Concerns about potential conflicts of interest were perhaps inevitable during this financial crisis, the worst since the Great Depression. In the weeks before Mr. Paulson obtained the waivers, Treasury lawyers raised questions about whether he had conflicts of interest, a senior government official said.

Indeed, Mr. Paulson helped decide the fates of a variety of financial companies, including two longtime Goldman rivals, Bear Stearns and Lehman Brothers, before his ethics waivers were granted. Ad hoc actions taken by Mr. Paulson and officials at the Federal Reserve, like letting Lehman fail and compensating A.I.G.’s trading partners, continue to confound some market participants and members of Congress.

“I think it’s clear he had a conflict of interest,” Mr.
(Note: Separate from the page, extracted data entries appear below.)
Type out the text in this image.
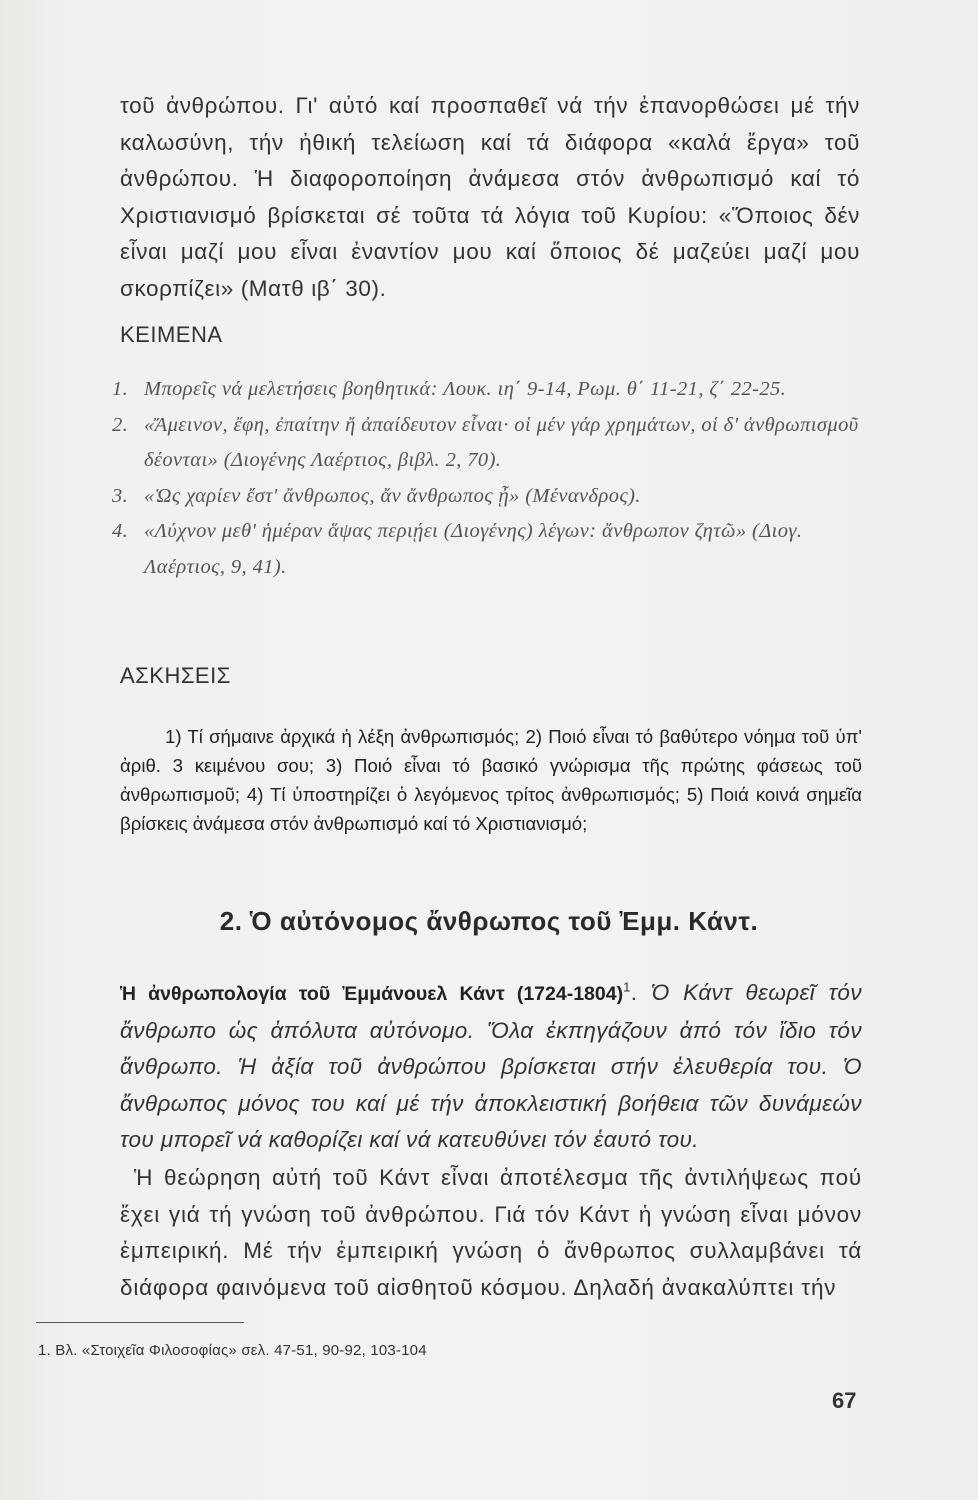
τοῦ ἀνθρώπου. Γι' αὐτό καί προσπαθεῖ νά τήν ἐπανορθώσει μέ τήν καλωσύνη, τήν ἠθική τελείωση καί τά διάφορα «καλά ἔργα» τοῦ ἀνθρώπου. Ἡ διαφοροποίηση ἀνάμεσα στόν ἀνθρωπισμό καί τό Χριστιανισμό βρίσκεται σέ τοῦτα τά λόγια τοῦ Κυρίου: «Ὅποιος δέν εἶναι μαζί μου εἶναι ἐναντίον μου καί ὅποιος δέ μαζεύει μαζί μου σκορπίζει» (Ματθ ιβ΄ 30).
ΚΕΙΜΕΝΑ
1. Μπορεῖς νά μελετήσεις βοηθητικά: Λουκ. ιη΄ 9-14, Ρωμ. θ΄ 11-21, ζ΄ 22-25.
2. «Ἄμεινον, ἔφη, ἐπαίτην ἤ ἀπαίδευτον εἶναι· οἱ μέν γάρ χρημάτων, οἱ δ' ἀνθρωπισμοῦ δέονται» (Διογένης Λαέρτιος, βιβλ. 2, 70).
3. «Ὡς χαρίεν ἔστ' ἄνθρωπος, ἄν ἄνθρωπος ᾖ» (Μένανδρος).
4. «Λύχνον μεθ' ἡμέραν ἅψας περιῄει (Διογένης) λέγων: ἄνθρωπον ζητῶ» (Διογ. Λαέρτιος, 9, 41).
ΑΣΚΗΣΕΙΣ
1) Τί σήμαινε ἀρχικά ἡ λέξη ἀνθρωπισμός; 2) Ποιό εἶναι τό βαθύτερο νόημα τοῦ ὑπ' ἀριθ. 3 κειμένου σου; 3) Ποιό εἶναι τό βασικό γνώρισμα τῆς πρώτης φάσεως τοῦ ἀνθρωπισμοῦ; 4) Τί ὑποστηρίζει ὁ λεγόμενος τρίτος ἀνθρωπισμός; 5) Ποιά κοινά σημεῖα βρίσκεις ἀνάμεσα στόν ἀνθρωπισμό καί τό Χριστιανισμό;
2. Ὁ αὐτόνομος ἄνθρωπος τοῦ Ἐμμ. Κάντ.
Ἡ ἀνθρωπολογία τοῦ Ἐμμάνουελ Κάντ (1724-1804)$^1$. Ὁ Κάντ θεωρεῖ τόν ἄνθρωπο ὡς ἀπόλυτα αὐτόνομο. Ὅλα ἐκπηγάζουν ἀπό τόν ἴδιο τόν ἄνθρωπο. Ἡ ἀξία τοῦ ἀνθρώπου βρίσκεται στήν ἐλευθερία του. Ὁ ἄνθρωπος μόνος του καί μέ τήν ἀποκλειστική βοήθεια τῶν δυνάμεών του μπορεῖ νά καθορίζει καί νά κατευθύνει τόν ἑαυτό του.
Ἡ θεώρηση αὐτή τοῦ Κάντ εἶναι ἀποτέλεσμα τῆς ἀντιλήψεως πού ἔχει γιά τή γνώση τοῦ ἀνθρώπου. Γιά τόν Κάντ ἡ γνώση εἶναι μόνον ἐμπειρική. Μέ τήν ἐμπειρική γνώση ὁ ἄνθρωπος συλλαμβάνει τά διάφορα φαινόμενα τοῦ αἰσθητοῦ κόσμου. Δηλαδή ἀνακαλύπτει τήν
1. Βλ. «Στοιχεῖα Φιλοσοφίας» σελ. 47-51, 90-92, 103-104
67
Stearns, the congressman, said in an interview. “He was covering himself with this waiver because he knew he had a conflict of interest with his telephone calls and with his actions. Even though he had no money in Goldman, he had a vested interest in Goldman’s success, in terms of his own reputation and historical perspective.”

Adding to questions about Mr. Paulson’s role, critics say, is the fact that Goldman Sachs was among a group of banks that received substantial government assistance during the turmoil. Goldman not only received $13 billion in taxpayer money as a result of the A.I.G. bailout, but also was given permission at the height of the crisis to convert from an investment firm to a national bank, giving it easier access to federal financing in the event it came under greater financial pressure.
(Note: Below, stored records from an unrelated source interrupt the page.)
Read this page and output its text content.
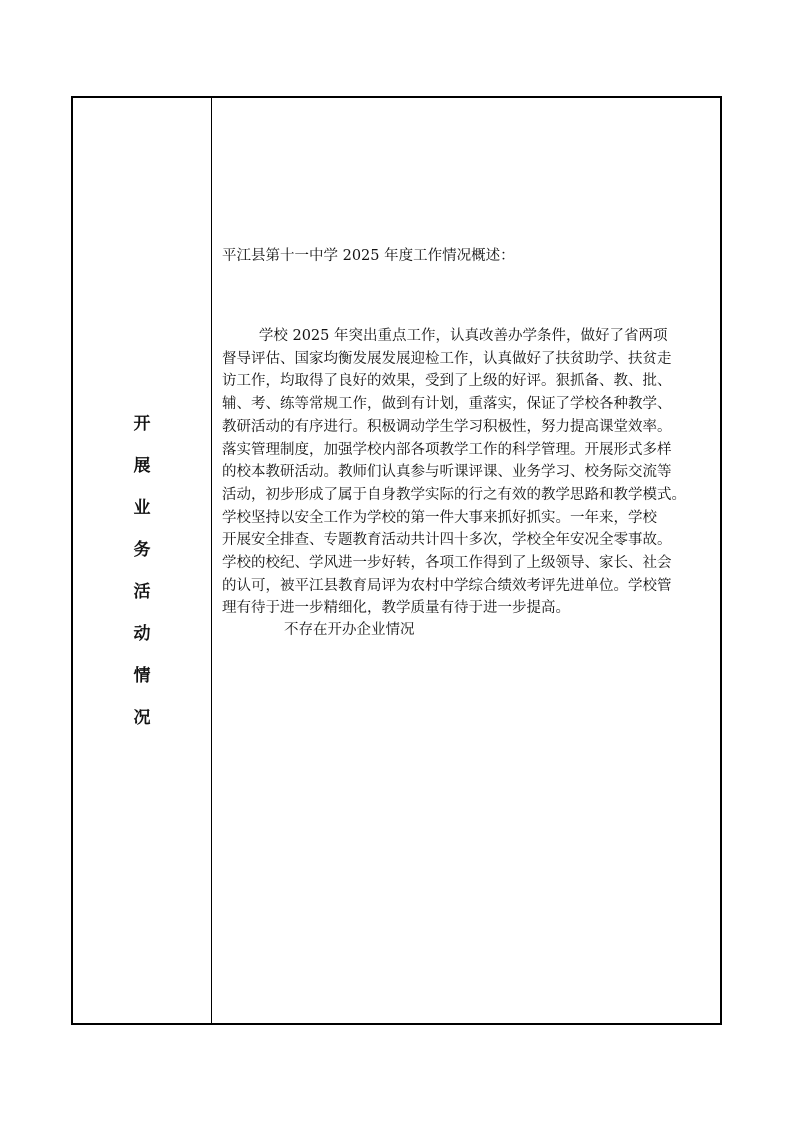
开
展
业
务
活
动
情
况
平江县第十一中学 2025 年度工作情况概述：
学校 2025 年突出重点工作，认真改善办学条件，做好了省两项
督导评估、国家均衡发展发展迎检工作，认真做好了扶贫助学、扶贫走
访工作，均取得了良好的效果，受到了上级的好评。狠抓备、教、批、
辅、考、练等常规工作，做到有计划，重落实，保证了学校各种教学、
教研活动的有序进行。积极调动学生学习积极性，努力提高课堂效率。
落实管理制度，加强学校内部各项教学工作的科学管理。开展形式多样
的校本教研活动。教师们认真参与听课评课、业务学习、校务际交流等
活动，初步形成了属于自身教学实际的行之有效的教学思路和教学模式。
学校坚持以安全工作为学校的第一件大事来抓好抓实。一年来，学校
开展安全排查、专题教育活动共计四十多次，学校全年安况全零事故。
学校的校纪、学风进一步好转，各项工作得到了上级领导、家长、社会
的认可，被平江县教育局评为农村中学综合绩效考评先进单位。学校管
理有待于进一步精细化，教学质量有待于进一步提高。
不存在开办企业情况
Goldman also won federal debt guarantees and received $10 billion under the Troubled Asset Relief Program. It benefited further when the Securities and Exchange Commission suddenly changed its rules governing stock trading, barring investors from being able to bet against Goldman’s shares by selling them short.
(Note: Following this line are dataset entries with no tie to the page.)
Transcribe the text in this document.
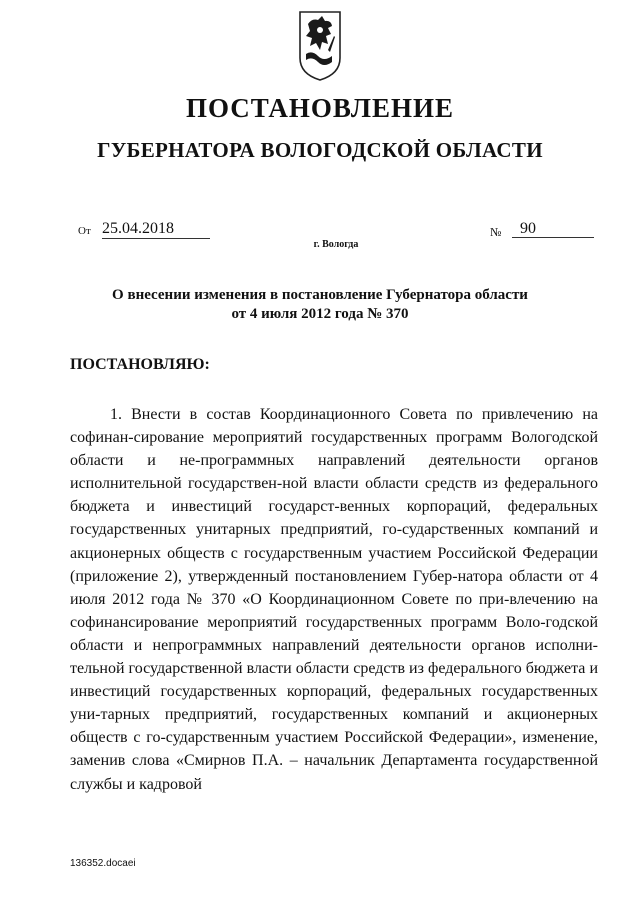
ПОСТАНОВЛЕНИЕ
ГУБЕРНАТОРА ВОЛОГОДСКОЙ ОБЛАСТИ
От 25.04.2018	№	90
г. Вологда
О внесении изменения в постановление Губернатора области
от 4 июля 2012 года № 370
ПОСТАНОВЛЯЮ:
1. Внести в состав Координационного Совета по привлечению на софинан-сирование мероприятий государственных программ Вологодской области и не-программных направлений деятельности органов исполнительной государствен-ной власти области средств из федерального бюджета и инвестиций государст-венных корпораций, федеральных государственных унитарных предприятий, го-сударственных компаний и акционерных обществ с государственным участием Российской Федерации (приложение 2), утвержденный постановлением Губер-натора области от 4 июля 2012 года № 370 «О Координационном Совете по при-влечению на софинансирование мероприятий государственных программ Воло-годской области и непрограммных направлений деятельности органов исполни-тельной государственной власти области средств из федерального бюджета и инвестиций государственных корпораций, федеральных государственных уни-тарных предприятий, государственных компаний и акционерных обществ с го-сударственным участием Российской Федерации», изменение, заменив слова «Смирнов П.А. – начальник Департамента государственной службы и кадровой
136352.docaei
Now that the company’s crisis has passed, Goldman has rebounded more markedly than its rivals. It has paid back the $10 billion in government assistance, with interest, and exited the federal debt guarantee program. It recently reported second-quarter profit of $3.44 billion, putting its employees on track to earn record bonuses this year: about $700,000 each, on average.

Ms. Davis, the spokeswoman for Mr. Paulson, said Goldman never received special treatment from the Treasury. Mr. Paulson’s calendars do not disclose any details about his conversations with Mr. Blankfein, and Ms. Davis said Mr. Paulson always maintained a proper regulatory distance from his old firm.

A spokesman for Goldman, Lucas van Praag, said: “Lloyd Blankfein, like the C.E.O.’s of other major financial institutions, received calls from, and made calls to, Treasury to provide a market perspective on conditions and events as they were unfolding. Given what was happening in the world, it would have been shocking if such conversations hadn’t taken place.”

Although federal officials were concerned that Goldman Sachs might collapse that week, Mr. van Praag said the only topics of discussion between Mr. Blankfein and Mr. Paulson at the time involved Lehman Brothers’ troubled London operations and “disarray in the money markets.” Mr. van Praag said Goldman was fully insulated from financial fallout related to a possible A.I.G. collapse in mid-September of last year.

However, Mr. Paulson believed he needed to request the ethics waivers during that tumultuous week, after regulators had become concerned that the same crisis of confidence that felled Bear Stearns and Lehman might spread to the remaining investment banks, including Goldman Sachs.